No good ever comes of a lorry hitting a railway bridge. After much fretful timetable checking and journey re-planning, I realised it was likely I could do no better than be ten minutes late. The small mercy of excellent DLR and tube connections, plus a jog from Clapham Common station, meant in practice I burst through the pub door at five past seven. Inside, I found Stephen trying anxiously to phone me – he hadn’t picked up the text message I’d sent him an hour before.

Without further ado, I stripped off and plunged myself into the round of 22 artists – the most I’ve ever seen there – for an opening 5-minute pose. I still hadn’t got my breath back, and felt physically out of sorts, but the show must go on: 4-minutes, 3, 2, 1, 15 and 20-minutes up to a break. It was a relief to get through that first half intact. At the interval I robed and recomposed myself. I’d been shivery, had a touch of cramp and an unsettled stomach, but the postures held firm.

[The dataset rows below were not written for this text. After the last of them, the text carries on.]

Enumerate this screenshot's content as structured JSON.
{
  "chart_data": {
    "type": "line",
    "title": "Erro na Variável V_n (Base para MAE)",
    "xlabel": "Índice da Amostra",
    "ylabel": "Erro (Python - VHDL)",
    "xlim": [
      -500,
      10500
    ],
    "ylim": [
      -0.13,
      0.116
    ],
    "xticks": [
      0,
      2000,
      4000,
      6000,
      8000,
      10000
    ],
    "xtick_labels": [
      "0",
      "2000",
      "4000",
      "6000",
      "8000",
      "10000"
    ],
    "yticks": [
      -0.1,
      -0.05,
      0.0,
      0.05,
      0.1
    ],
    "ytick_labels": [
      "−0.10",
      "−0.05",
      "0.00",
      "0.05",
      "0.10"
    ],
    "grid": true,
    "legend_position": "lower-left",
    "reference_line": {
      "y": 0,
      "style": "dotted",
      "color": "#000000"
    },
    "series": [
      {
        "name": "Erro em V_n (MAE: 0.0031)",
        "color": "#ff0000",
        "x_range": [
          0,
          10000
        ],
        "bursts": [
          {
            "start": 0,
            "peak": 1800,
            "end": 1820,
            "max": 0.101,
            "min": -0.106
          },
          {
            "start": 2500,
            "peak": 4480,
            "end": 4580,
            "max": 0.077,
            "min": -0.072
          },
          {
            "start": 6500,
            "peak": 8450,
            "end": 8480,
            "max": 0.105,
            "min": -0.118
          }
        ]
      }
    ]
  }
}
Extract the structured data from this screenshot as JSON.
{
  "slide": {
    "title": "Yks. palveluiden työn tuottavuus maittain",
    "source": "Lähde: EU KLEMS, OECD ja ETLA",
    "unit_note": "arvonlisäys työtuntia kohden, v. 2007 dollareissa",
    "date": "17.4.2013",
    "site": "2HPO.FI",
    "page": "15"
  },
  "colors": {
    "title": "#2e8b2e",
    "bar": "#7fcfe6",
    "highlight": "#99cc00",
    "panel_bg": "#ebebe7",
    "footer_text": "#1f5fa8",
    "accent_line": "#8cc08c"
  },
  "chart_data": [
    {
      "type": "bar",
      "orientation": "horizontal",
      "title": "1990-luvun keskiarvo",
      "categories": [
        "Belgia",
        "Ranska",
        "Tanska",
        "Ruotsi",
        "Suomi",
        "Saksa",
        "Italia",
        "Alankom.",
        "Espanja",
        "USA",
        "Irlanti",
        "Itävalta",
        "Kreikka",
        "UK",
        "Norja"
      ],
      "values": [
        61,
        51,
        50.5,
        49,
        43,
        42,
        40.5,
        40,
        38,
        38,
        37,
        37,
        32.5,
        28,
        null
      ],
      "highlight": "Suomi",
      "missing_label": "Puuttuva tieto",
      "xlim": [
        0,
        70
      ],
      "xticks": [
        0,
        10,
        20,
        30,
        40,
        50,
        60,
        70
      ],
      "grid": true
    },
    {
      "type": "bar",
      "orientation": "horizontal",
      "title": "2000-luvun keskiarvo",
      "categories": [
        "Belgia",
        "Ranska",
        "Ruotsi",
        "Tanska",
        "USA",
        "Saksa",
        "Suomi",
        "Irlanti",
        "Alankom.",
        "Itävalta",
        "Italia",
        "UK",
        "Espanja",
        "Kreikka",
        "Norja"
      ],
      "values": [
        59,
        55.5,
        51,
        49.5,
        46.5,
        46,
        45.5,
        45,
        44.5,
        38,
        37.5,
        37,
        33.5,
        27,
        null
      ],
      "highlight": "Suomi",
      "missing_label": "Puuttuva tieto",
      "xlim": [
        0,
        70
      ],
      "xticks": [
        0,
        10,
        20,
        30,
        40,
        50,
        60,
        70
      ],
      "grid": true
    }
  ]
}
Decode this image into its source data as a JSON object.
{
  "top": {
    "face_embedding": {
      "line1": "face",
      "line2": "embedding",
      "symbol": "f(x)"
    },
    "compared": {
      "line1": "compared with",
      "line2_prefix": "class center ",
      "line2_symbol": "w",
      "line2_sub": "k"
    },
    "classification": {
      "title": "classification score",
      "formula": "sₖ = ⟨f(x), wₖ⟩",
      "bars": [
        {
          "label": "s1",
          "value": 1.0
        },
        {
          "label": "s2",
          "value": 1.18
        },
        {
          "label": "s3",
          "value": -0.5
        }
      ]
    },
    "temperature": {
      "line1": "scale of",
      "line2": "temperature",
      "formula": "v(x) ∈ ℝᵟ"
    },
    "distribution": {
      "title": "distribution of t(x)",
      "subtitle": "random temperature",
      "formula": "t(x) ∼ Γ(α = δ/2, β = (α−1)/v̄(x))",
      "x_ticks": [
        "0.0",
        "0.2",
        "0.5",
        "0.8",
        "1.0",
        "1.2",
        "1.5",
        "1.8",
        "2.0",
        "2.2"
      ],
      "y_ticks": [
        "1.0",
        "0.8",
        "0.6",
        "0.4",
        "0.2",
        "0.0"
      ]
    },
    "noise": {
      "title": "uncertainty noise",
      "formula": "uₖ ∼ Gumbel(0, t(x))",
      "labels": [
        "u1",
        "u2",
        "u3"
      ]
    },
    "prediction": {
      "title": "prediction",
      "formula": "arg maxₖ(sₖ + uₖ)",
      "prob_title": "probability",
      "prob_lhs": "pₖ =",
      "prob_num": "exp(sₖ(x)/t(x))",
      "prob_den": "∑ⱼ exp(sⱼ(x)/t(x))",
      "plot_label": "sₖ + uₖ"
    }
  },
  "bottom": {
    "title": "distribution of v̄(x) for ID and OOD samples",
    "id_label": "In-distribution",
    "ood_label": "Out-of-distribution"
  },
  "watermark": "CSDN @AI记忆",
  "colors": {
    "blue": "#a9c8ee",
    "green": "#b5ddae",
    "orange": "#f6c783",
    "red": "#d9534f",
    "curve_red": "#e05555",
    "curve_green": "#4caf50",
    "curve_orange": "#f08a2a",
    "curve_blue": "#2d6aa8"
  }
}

Two poses occupied the second half: 30-minutes sitting on the floor, and 25-minutes seated upon a high stool. These enabled us to over-run the session by 5-10 minutes as compensation for our late start. Honour was satisfied; I hope the artists were too. Certainly Stephen was more relaxed than when I found him. He’d reached a point of confronting the real possibility of having to model himself. I felt guilty for bringing him to that precipice – but, who knows, maybe one day he’ll want to take the plunge.